На кладбище все они стояли рядом. Денёв в том числе.
Послесловие для азербайджанского читателя:
Часто, в тех или иных ситуациях, повторяю гамлетовский вопрос:
«Что он Гекубе? Что ему Гекуба?».
После завершения опуса о Франсуа Трюффо и его фильме «Жюль и Джим», задам его снова, адресуя азербайджанскому читателю.
В самом деле, что нам до Франсуа Трюффо?
Какой пример для наших школьников, для нашей молодёжи: прогуливал уроки, потому что постоянно убегал в кино. В конце концов, просто бросил школу. Не было даже среднего образования. Ничего удивительно, не получил должного воспитания: незаконнорождённый ребёнок, ненормальная семья, долго жил у старой бабушки.

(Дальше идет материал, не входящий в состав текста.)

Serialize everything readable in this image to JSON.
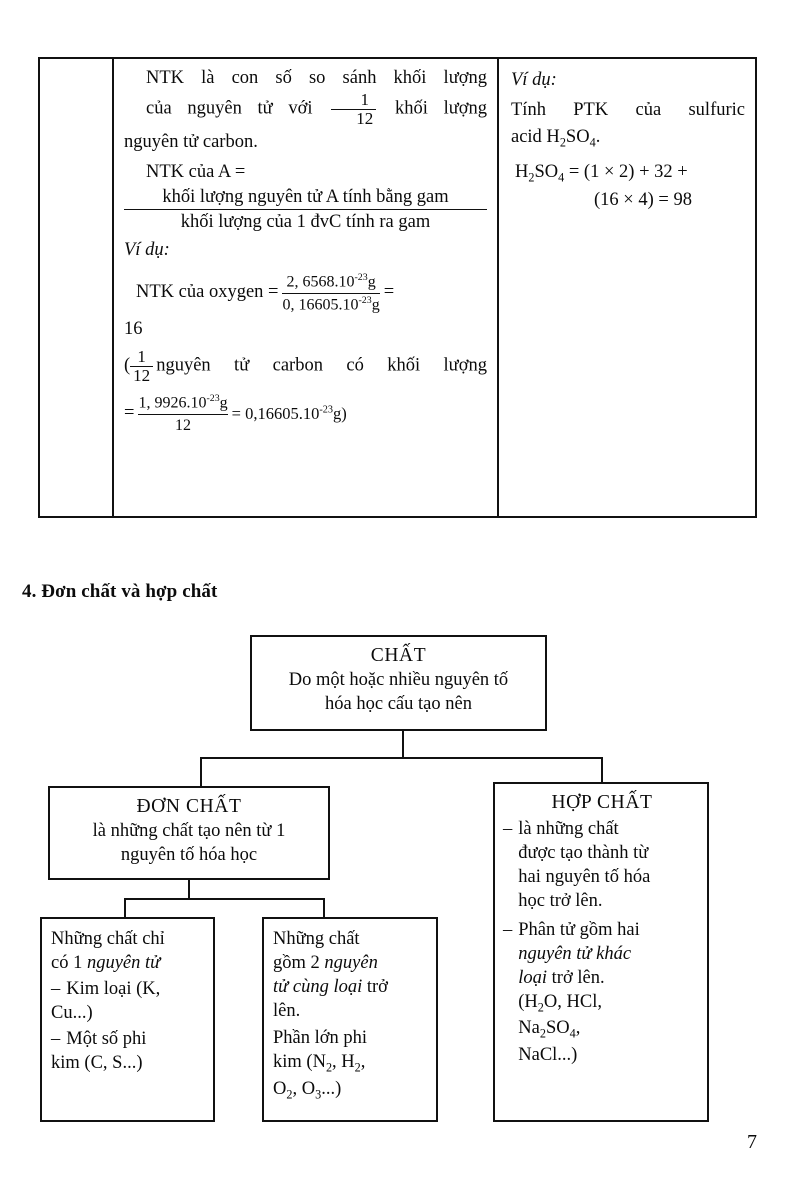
{
  "page": {
    "number": "7",
    "section_heading": "4. Đơn chất và hợp chất"
  },
  "table": {
    "left_column": "",
    "main_column": {
      "p1": "NTK là con số so sánh khối lượng",
      "p2a": "của nguyên tử với",
      "frac1_num": "1",
      "frac1_den": "12",
      "p2b": "khối lượng",
      "p3": "nguyên tử carbon.",
      "p4": "NTK của A =",
      "ntk_num": "khối lượng nguyên tử A tính bằng gam",
      "ntk_den": "khối lượng của 1 đvC tính ra gam",
      "example_label": "Ví dụ:",
      "ox_lead": "NTK của oxygen  =",
      "ox_num_a": "2, 6568.10",
      "ox_num_exp": "-23",
      "ox_num_b": "g",
      "ox_den_a": "0, 16605.10",
      "ox_den_exp": "-23",
      "ox_den_b": "g",
      "ox_eq": "=",
      "ox_result": "16",
      "paren_open": "(",
      "frac2_num": "1",
      "frac2_den": "12",
      "carbon_text": "nguyên tử carbon có khối lượng",
      "last_eq": "=",
      "last_num_a": "1, 9926.10",
      "last_num_exp": "-23",
      "last_num_b": "g",
      "last_den": "12",
      "last_result_a": "= 0,16605.10",
      "last_result_exp": "-23",
      "last_result_b": "g)"
    },
    "example_column": {
      "label": "Ví dụ:",
      "line1": "Tính PTK của sulfuric",
      "line2a": "acid H",
      "line2sub1": "2",
      "line2b": "SO",
      "line2sub2": "4",
      "line2c": ".",
      "calc_a": "H",
      "calc_sub1": "2",
      "calc_b": "SO",
      "calc_sub2": "4",
      "calc_c": " = (1 × 2) + 32 +",
      "calc_line2": "(16 × 4) = 98"
    }
  },
  "diagram": {
    "root": {
      "title": "CHẤT",
      "line1": "Do một hoặc nhiều nguyên tố",
      "line2": "hóa học cấu tạo nên"
    },
    "don_chat": {
      "title": "ĐƠN CHẤT",
      "line1": "là những chất tạo nên từ 1",
      "line2": "nguyên tố hóa học"
    },
    "hop_chat": {
      "title": "HỢP CHẤT",
      "item1_dash": "–",
      "item1_l1": "là những chất",
      "item1_l2": "được tạo thành từ",
      "item1_l3": "hai nguyên tố hóa",
      "item1_l4": "học trở lên.",
      "item2_dash": "–",
      "item2_l1": "Phân tử gồm hai",
      "item2_l2_ital": "nguyên tử khác",
      "item2_l3_ital": "loại",
      "item2_l3_rest": " trở lên.",
      "formula_l1_a": "(H",
      "formula_l1_sub": "2",
      "formula_l1_b": "O, HCl,",
      "formula_l2_a": "Na",
      "formula_l2_sub1": "2",
      "formula_l2_b": "SO",
      "formula_l2_sub2": "4",
      "formula_l2_c": ",",
      "formula_l3": "NaCl...)"
    },
    "sub_left": {
      "l1": "Những chất chỉ",
      "l2_a": "có 1 ",
      "l2_ital": "nguyên tử",
      "d1_dash": "–",
      "d1_l1": "Kim loại (K,",
      "d1_l2": "Cu...)",
      "d2_dash": "–",
      "d2_l1": "Một số phi",
      "d2_l2": "kim (C, S...)"
    },
    "sub_right": {
      "l1": "Những chất",
      "l2_a": "gồm 2 ",
      "l2_ital": "nguyên",
      "l3_ital": "tử cùng loại",
      "l3_rest": " trở",
      "l4": "lên.",
      "l5": "Phần lớn phi",
      "l6_a": "kim (N",
      "l6_sub1": "2",
      "l6_b": ", H",
      "l6_sub2": "2",
      "l6_c": ",",
      "l7_a": "O",
      "l7_sub1": "2",
      "l7_b": ", O",
      "l7_sub2": "3",
      "l7_c": "...)"
    }
  },
  "colors": {
    "ink": "#0b0b0b",
    "rule": "#111111",
    "paper": "#ffffff"
  }
}
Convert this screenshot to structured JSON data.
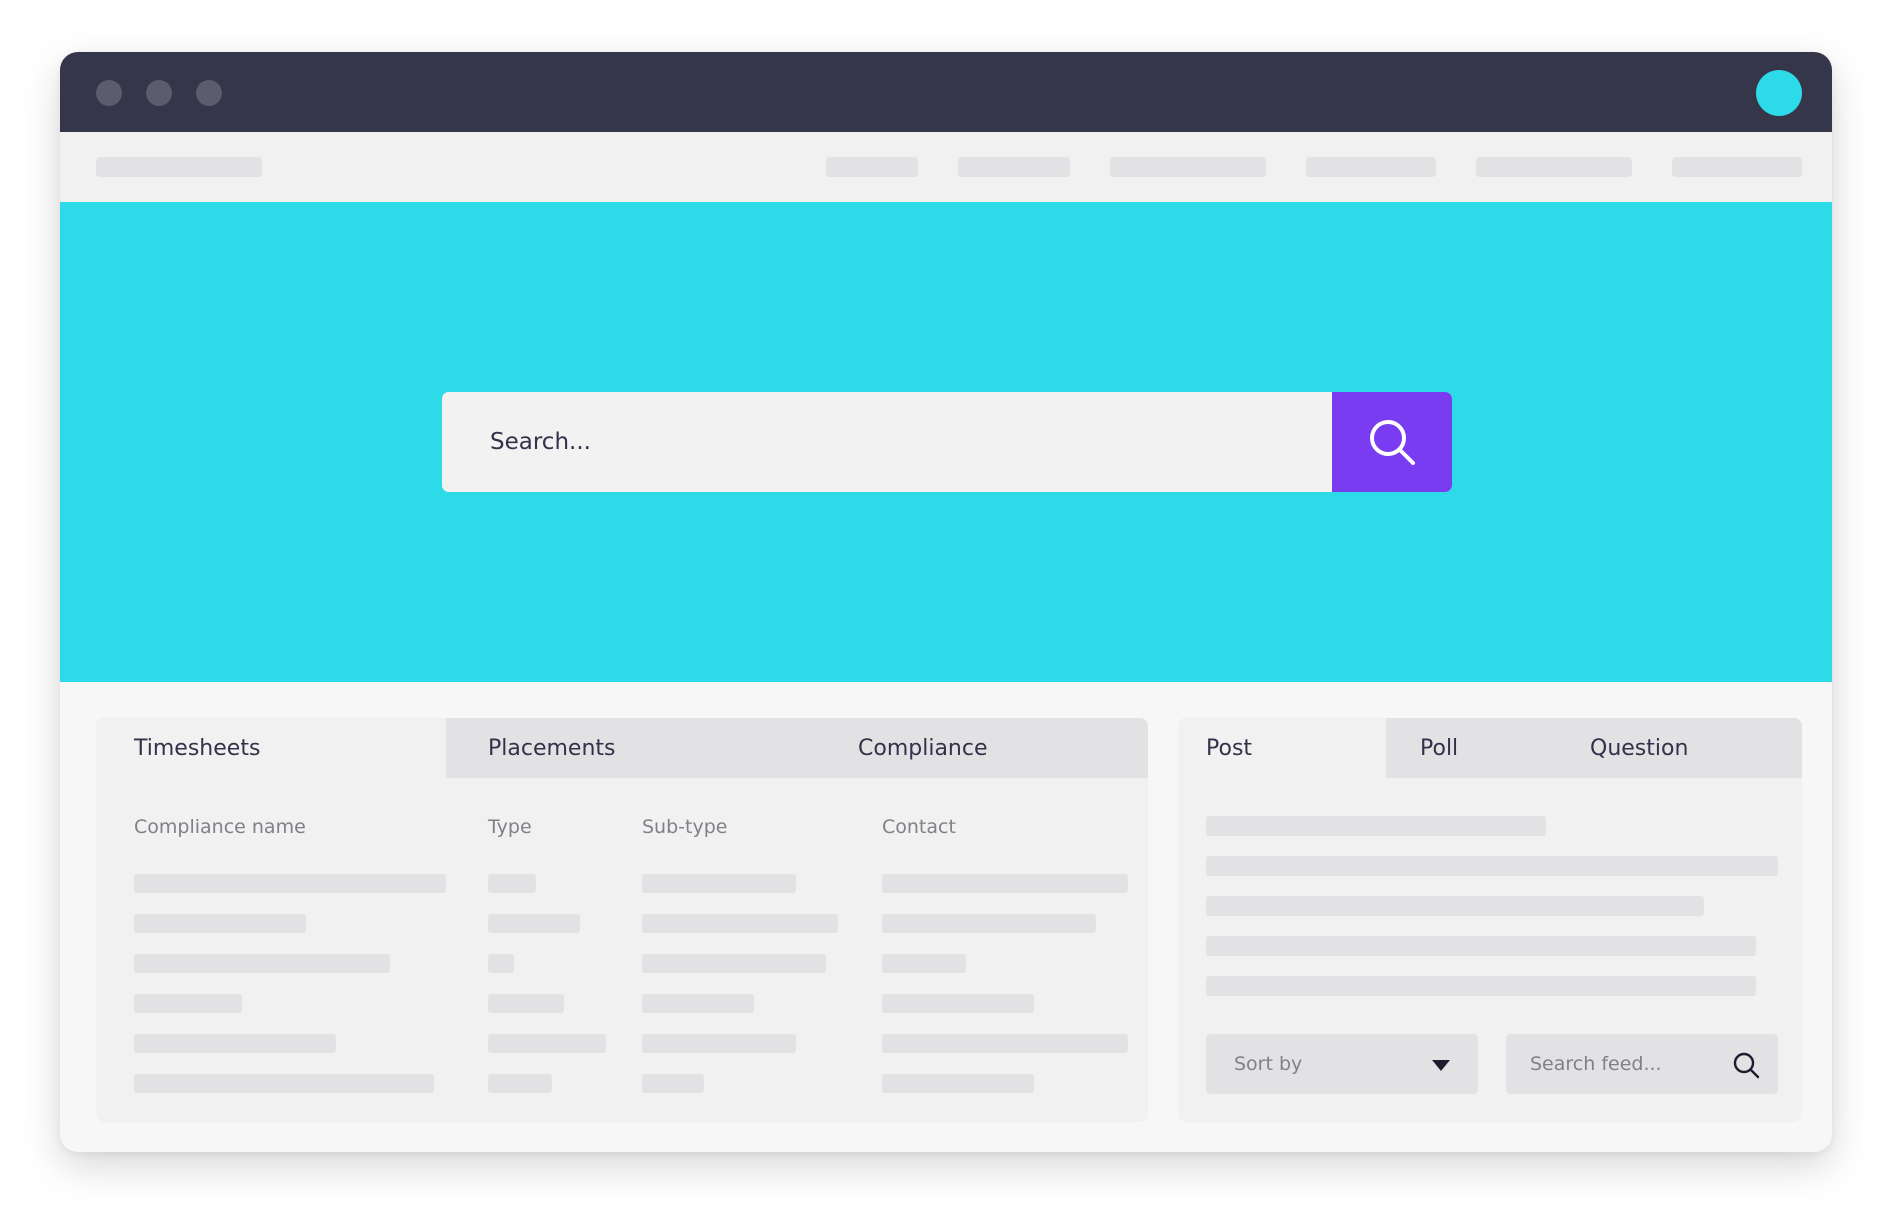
{
  "colors": {
    "titlebar": "#36364b",
    "accent_cyan": "#2ddbe8",
    "accent_purple": "#7a3cf0",
    "placeholder_bar": "#e2e2e4"
  },
  "icons": {
    "window_controls": [
      "close-dot",
      "minimize-dot",
      "maximize-dot"
    ],
    "search": "search-icon",
    "dropdown": "caret-down-icon"
  },
  "hero": {
    "search_placeholder": "Search..."
  },
  "left_panel": {
    "tabs": [
      {
        "label": "Timesheets",
        "active": true
      },
      {
        "label": "Placements",
        "active": false
      },
      {
        "label": "Compliance",
        "active": false
      }
    ],
    "columns": [
      "Compliance name",
      "Type",
      "Sub-type",
      "Contact"
    ],
    "row_count": 6
  },
  "right_panel": {
    "tabs": [
      {
        "label": "Post",
        "active": true
      },
      {
        "label": "Poll",
        "active": false
      },
      {
        "label": "Question",
        "active": false
      }
    ],
    "sort_label": "Sort by",
    "feed_search_placeholder": "Search feed..."
  }
}
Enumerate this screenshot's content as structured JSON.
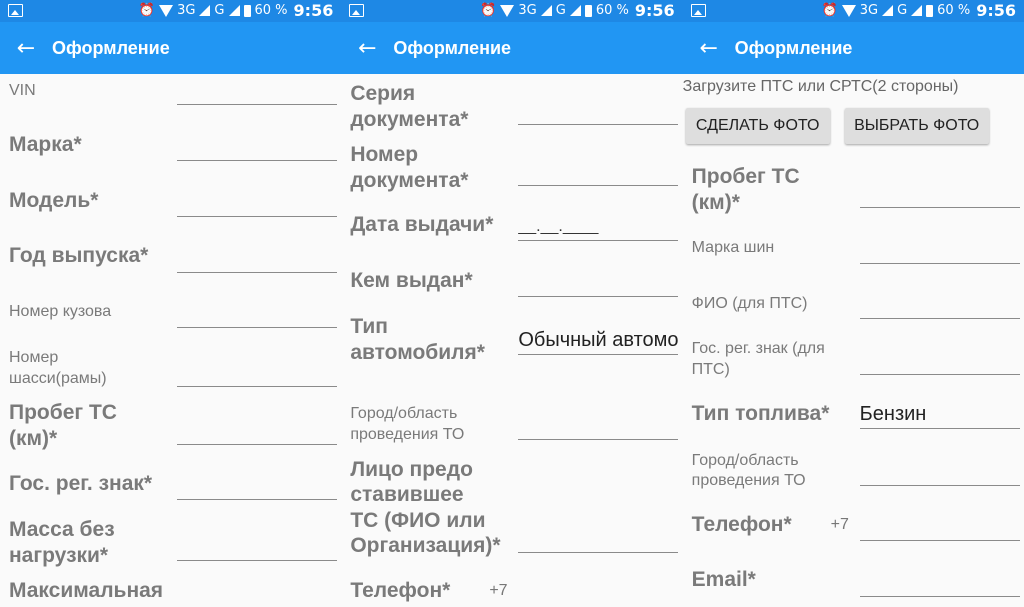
{
  "status": {
    "network": "3G",
    "network2": "G",
    "battery": "60 %",
    "time": "9:56"
  },
  "toolbar": {
    "title": "Оформление",
    "back_glyph": "←"
  },
  "screen1": {
    "vin": "VIN",
    "brand": "Марка*",
    "model": "Модель*",
    "year": "Год выпуска*",
    "body_number": "Номер кузова",
    "chassis_line1": "Номер",
    "chassis_line2": "шасси(рамы)",
    "mileage_line1": "Пробег ТС",
    "mileage_line2": "(км)*",
    "plate": "Гос. рег. знак*",
    "mass_line1": "Масса без",
    "mass_line2": "нагрузки*",
    "max": "Максимальная"
  },
  "screen2": {
    "series_line1": "Серия",
    "series_line2": "документа*",
    "number_line1": "Номер",
    "number_line2": "документа*",
    "issue_date": "Дата выдачи*",
    "issue_date_mask": "__.__.____",
    "issued_by": "Кем выдан*",
    "car_type_line1": "Тип",
    "car_type_line2": "автомобиля*",
    "car_type_value": "Обычный автомобиль",
    "city_line1": "Город/область",
    "city_line2": "проведения ТО",
    "person_line1": "Лицо предо",
    "person_line2": "ставившее",
    "person_line3": "ТС (ФИО или",
    "person_line4": "Организация)*",
    "phone": "Телефон*",
    "phone_prefix": "+7"
  },
  "screen3": {
    "upload_hint": "Загрузите ПТС или СРТС(2 стороны)",
    "take_photo": "СДЕЛАТЬ ФОТО",
    "choose_photo": "ВЫБРАТЬ ФОТО",
    "mileage_line1": "Пробег ТС",
    "mileage_line2": "(км)*",
    "tires": "Марка шин",
    "fio": "ФИО (для ПТС)",
    "plate_line1": "Гос. рег. знак (для",
    "plate_line2": "ПТС)",
    "fuel": "Тип топлива*",
    "fuel_value": "Бензин",
    "city_line1": "Город/область",
    "city_line2": "проведения ТО",
    "phone": "Телефон*",
    "phone_prefix": "+7",
    "email": "Email*"
  },
  "colors": {
    "statusbar": "#1e88e5",
    "toolbar": "#2196f3",
    "background": "#fafafa"
  }
}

Простим ребёнку, все мы проказничали в детстве, но Трюффо остался строптивым ребёнком, уже став взрослым. Договорился до того, что кино важнее жизни, что только женщина равна кино. При этом не на одной женщине не смог сделать окончательный выбор. Так и не смог остепениться, создать нормальную семью. Как все нормальные мужчины.
А фильм «Жюль и Джим»? О чём он?
Дружили два молодых человека, любили искусство, отыскали выразительную скульптуру, встретили женщину, похожую на эту скульптуру, стали дружить, все втроём, женщина выбрала одного из них, надоело, перешла к другому, а был ещё третий, которого они так и не приняли в свою группу, потом ей всё надоело, она жаждала свободы, надоели эти робкие, зажатые мужчины, предпочла «свободу» от всех, села за руль автомобиля, взяла с собой одного из молодых людей, и вместе с автомобилем с моста в реку. Разве не бред?
Теперь повторю вопрос.
Что нам до них до всех? Что нам до всех этих «парижей»? Что нам до этой богемной жизни тогда, в Париже перед первой мировой войной? Было и прошло. Остались только художественные фантазии.
Что нам до хрупкости жизни? Нашли чем восторгаться. Посмотрим на каждого из них, рассуждающего о красоте хрупкого, неуловимого, если от этой «хрупкости» погибнет самое дорогое для них существо. Посмотрим, как запоют, если они не окончательные безумцы.
Так ли это? Можно ли согласиться с этими доводами, которые постоянно витают в нашем сознании, в атмосфере нашей духовной жизни, даже если они прямо не высказаны?
Действительно ли это про них, а не про нас, для них, а не для нас? Действительно ли мы совершенно другие?
Действительно ли это блажь сытых людей? Разве не главное в жизни то, что можно назвать «предустановленность жизни», всё крепкое, надёжное, не будем стесняться, та же «тяжесть бытия». Что за мужчина, если нет в нём этой «тяжести», та же мораль, нравственность, которые и должны быть «тяжёлыми», как тяжёлый якорь, чтобы не дать кораблю уплыть в неопределённость, в опасность необъятного моря.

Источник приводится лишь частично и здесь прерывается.